Thursday, September 22, 2005

In Search of Pants

Before I moved to Dublin, Peter and I hit the outlet mall. Hard. I stocked up on work clothes from Ann Taylor, the Gap and Banana Republic. I bought two pairs of comfy black shoes from Clarkes and fruitlessly searched for the right size Converse All-Star High Tops.

I knew clothes were going to be a lot more expensive in Dublin and that money would be tight at first. Better to stock up than get caught out. This worked great for the last six months because the clothes were all spring clothes and summer in Dublin is fairly similar to spring in Chicago.

But now that we’re sliding in to fall, my wardrobe has some chinks in the armoire, if I can make a really lame pun. I have no suitable black pants. I have black suit pants, but I have nothing that I’d want to wear to a pub or to work in a business-casual environment. So today I set out to try to remedy this problem.

Let me stop here to say that my List of Things I Absolutely Hate To Do goes something like this (starting with the most dreaded):

  1. Go to the dentist.
  2. Go to the gynecologist.
  3. Pierce my ears with a rusty sewing needle.
  4. Go shopping for pants.
  5. Sit on a bus full of obnoxious Spanish exchange student.

Why do I hate shopping for pants? Because I am five feet tall with an ample ass – today’s mass-market pants are just not made for a woman like me. Mass-market pants are made for freakish Amazonian women who don’t mind if the world gets to see their ass cracks on a regular basis.

I tried on about 25 pairs of pants in five different stores. I also walked into countless other stores and didn’t even bother to go through the dressing room charade. There is an annoying fashion in pants over here at the moment – the ridiculously flared bell-bottom legs. All I wanted was a pair of straight-legged black cotton pants. All I could find were these 70s throwback monstrosities. When the circumference of the pant leg is longer than the distance from my knee to my ankle, something is just wrong in Pantland.

When I put on some of these pants, I looked like a little kid playing dress-up. With one pair, the flared cuffs billowed out for about a foot. Or at least they would have if I hadn’t been standing on eight inches of extra pant leg. WNBA players, I’ve found your pants. I’m still looking for mine though.

I bought a pair of khaki green cargo pants because they were cute, had ankle ties to strap down the parachute-like pant legs, and I thought they were 15 euro. They turned out to be 30 euro and I ended up returning them an hour after I bought them. I was disappointed the store clerk didn’t ask me why I was returning them. I was going to plead temporary insanity.

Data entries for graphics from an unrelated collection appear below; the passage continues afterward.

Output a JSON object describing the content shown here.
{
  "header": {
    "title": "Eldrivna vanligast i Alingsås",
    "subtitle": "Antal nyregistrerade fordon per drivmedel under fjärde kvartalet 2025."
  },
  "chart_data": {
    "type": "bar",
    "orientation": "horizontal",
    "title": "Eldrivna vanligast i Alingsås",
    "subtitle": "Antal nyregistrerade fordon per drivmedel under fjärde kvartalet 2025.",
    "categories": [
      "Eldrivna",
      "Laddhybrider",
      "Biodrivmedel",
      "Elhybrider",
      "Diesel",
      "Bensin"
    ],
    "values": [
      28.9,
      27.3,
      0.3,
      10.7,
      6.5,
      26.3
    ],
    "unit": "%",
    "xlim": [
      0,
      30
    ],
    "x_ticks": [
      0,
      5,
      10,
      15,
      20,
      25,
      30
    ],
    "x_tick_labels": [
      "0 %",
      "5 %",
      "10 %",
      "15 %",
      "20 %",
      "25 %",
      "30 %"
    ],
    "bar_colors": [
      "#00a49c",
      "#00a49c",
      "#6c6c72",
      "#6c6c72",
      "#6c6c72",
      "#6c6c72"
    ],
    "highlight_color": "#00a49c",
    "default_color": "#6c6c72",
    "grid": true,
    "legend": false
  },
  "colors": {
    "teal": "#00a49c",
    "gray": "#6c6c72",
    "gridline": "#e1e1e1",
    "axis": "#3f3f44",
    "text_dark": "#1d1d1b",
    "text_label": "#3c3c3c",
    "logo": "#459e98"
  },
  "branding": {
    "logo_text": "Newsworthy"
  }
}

After exhausting all the shopping possibilities in Dun Laoghaire, I took the Dart into the city centre. I struck out in town as well. The pants I want are apparently woefully out of fashion. Looking like Jamie Gertz in the Lost Boys is all the rage this season. I could get a raggy skirt and a jacket that would make Sergeant Pepper proud. I could get a pair of cargo pants that could carry actual cargo. I could go the preppy route and get a cute little checked sweater vest. But I cannot, for all of the euro in Dublin, get a simple fecking pair of black straight-leg cotton pants.

First stop when I visit the family in Cleveland: Aurora Premium Outlet Mall. I’ll be the maniac buying half a dozen pairs of plain black pants.

1 Comments:

At 24 September 2005 at 02:07, Blogger Career Guy said...

I'll go with you! What fun. I can see what you mean about fashions rule the supply of pants. If you don't like what's current, you're out of luck. Thankfully I have a bin of my favorite jeans hidden in the closet.